Shtetl by Eva Hoffman
Author:Eva Hoffman
Language: eng
Format: epub
Publisher: PublicAffairs
Published: 2011-03-01T05:00:00+00:00
In Brańsk, one Jew gave his life to the cause, a delicate youth who showed great promise as a scholar until he was recruited to fight in Warsaw. Sent to Siberia in the aftermath of defeat, he returned to town years later but could not recover from his terrible experiences, and died soon afterward.
“And so the Jews of Brańsk,” the Yizkor Book concludes, “learned what politics means.” But 1905, of course, was only one stage of the lesson. With the coming of the twentieth century, the layers of religious, cultural, and social insulation protecting the shtetl from the outside world had been punctured. From then on, the history of the shtetl was a story of its increasing penetration by that world. Between 1905 and 1914, change was peaceful but subtly decisive: those were the years of the shtetl’s meeting with modernity.
In the Jewish parts of Brańsk, public life gained new variety and stimulation. The Yizkor Book records, around that time, the creation of a library. This modest institution, located in the attic of a private house, was used by people of most classes and backgrounds. The clientele for novels was mostly female, and the works of Sholem Aleichem, who depicted shtetl life with vivid spontaneity and humor, were especially popular. Readers probably also came across the stories and essays of Y. L. Peretz, the dean of Yiddish writers in Warsaw, in whose later writing the shtetl already appears in a nostalgic and sentimental light, as a pastoral world of innocent goodness and piety.

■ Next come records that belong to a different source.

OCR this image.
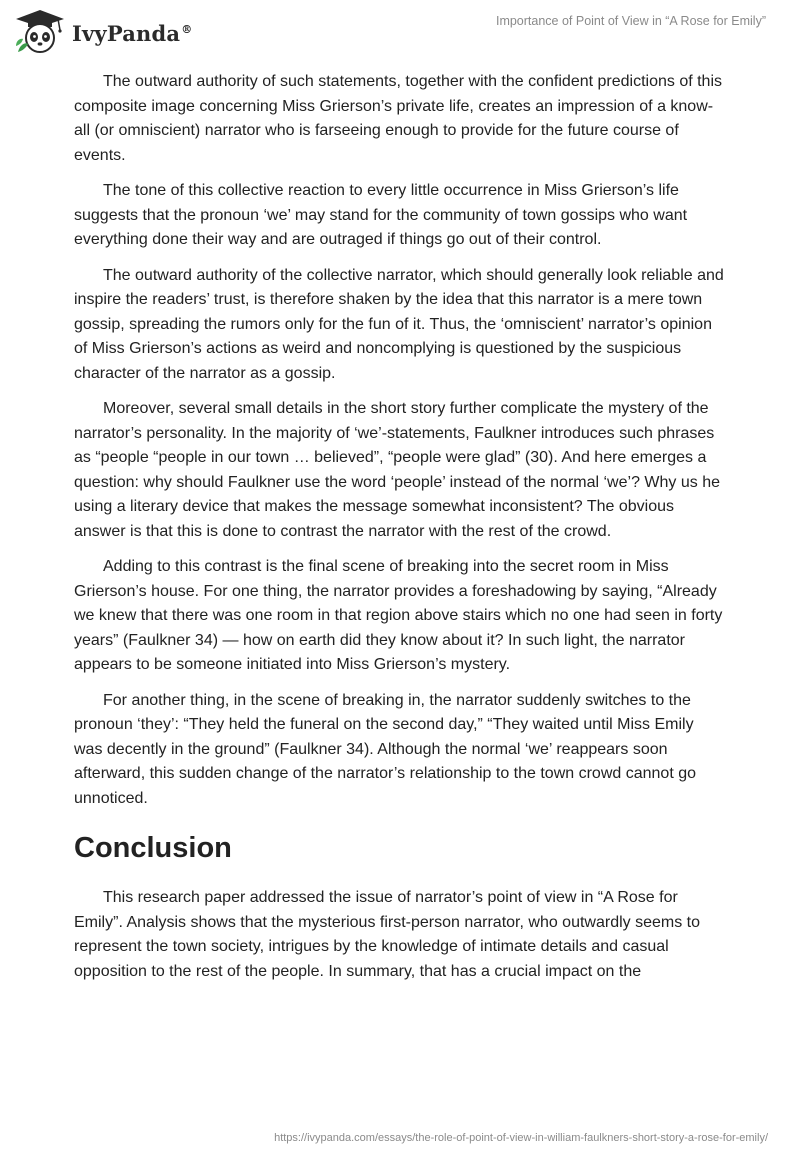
IvyPanda®
Importance of Point of View in “A Rose for Emily”

The outward authority of such statements, together with the confident predictions of this composite image concerning Miss Grierson’s private life, creates an impression of a know-all (or omniscient) narrator who is farseeing enough to provide for the future course of events.

The tone of this collective reaction to every little occurrence in Miss Grierson’s life suggests that the pronoun ‘we’ may stand for the community of town gossips who want everything done their way and are outraged if things go out of their control.

The outward authority of the collective narrator, which should generally look reliable and inspire the readers’ trust, is therefore shaken by the idea that this narrator is a mere town gossip, spreading the rumors only for the fun of it. Thus, the ‘omniscient’ narrator’s opinion of Miss Grierson’s actions as weird and noncomplying is questioned by the suspicious character of the narrator as a gossip.

Moreover, several small details in the short story further complicate the mystery of the narrator’s personality. In the majority of ‘we’-statements, Faulkner introduces such phrases as “people “people in our town … believed”, “people were glad” (30). And here emerges a question: why should Faulkner use the word ‘people’ instead of the normal ‘we’? Why us he using a literary device that makes the message somewhat inconsistent? The obvious answer is that this is done to contrast the narrator with the rest of the crowd.

Adding to this contrast is the final scene of breaking into the secret room in Miss Grierson’s house. For one thing, the narrator provides a foreshadowing by saying, “Already we knew that there was one room in that region above stairs which no one had seen in forty years” (Faulkner 34) — how on earth did they know about it? In such light, the narrator appears to be someone initiated into Miss Grierson’s mystery.

For another thing, in the scene of breaking in, the narrator suddenly switches to the pronoun ‘they’: “They held the funeral on the second day,” “They waited until Miss Emily was decently in the ground” (Faulkner 34). Although the normal ‘we’ reappears soon afterward, this sudden change of the narrator’s relationship to the town crowd cannot go unnoticed.

Conclusion

This research paper addressed the issue of narrator’s point of view in “A Rose for Emily”. Analysis shows that the mysterious first-person narrator, who outwardly seems to represent the town society, intrigues by the knowledge of intimate details and casual opposition to the rest of the people. In summary, that has a crucial impact on the

https://ivypanda.com/essays/the-role-of-point-of-view-in-william-faulkners-short-story-a-rose-for-emily/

There were other exciting developments. “From theaters they didn’t know in Brańsk,” the Yizkor Book observes. Still, in 1910 a group of youths “dared” to stage a Yiddish play, expressively entitled Shmendryks (Smart Alecks). Apparently the performance was a great success. A more permanent feature of the cultural scene was the phonograph, emitting its music through an enormous horn. During the summer, on their twilight walks, people stopped in front of the open window behind which this magical contraption stood, and listened to fashionable Yiddish songs. Occasionally, a mother whose son had emigrated discreetly wiped away a tear with her apron on hearing “Do Not Be Late with Mama’s Letter.”
But openness to the wide world had more profound effects: it shaped new kinds of lives — lives with enough movement, choices, and intersections with larger events to acquire the outlines of biography. In the Yizkor Book, one of the longest biographical sketches comes from the beginning of the century. It is the story of Lejb Jakub Freind, the son of a cantor and clearly a man of many parts and talents. Around 1900, Lejb Jakub studied in both well-known yeshivas and secular schools. He attended the Royal Conservatory of Music in Vilno, where he learned “the theory of singing,” and started writing for Hebrew journals. He was also fascinated by astronomy, and so impressed important scientists in his field that they nominated him for membership in the Royal Astronomical Society. Freind received a diploma in engineering, but when World War I broke out he made his way to Shanghai, where his life took yet more unexpected turns.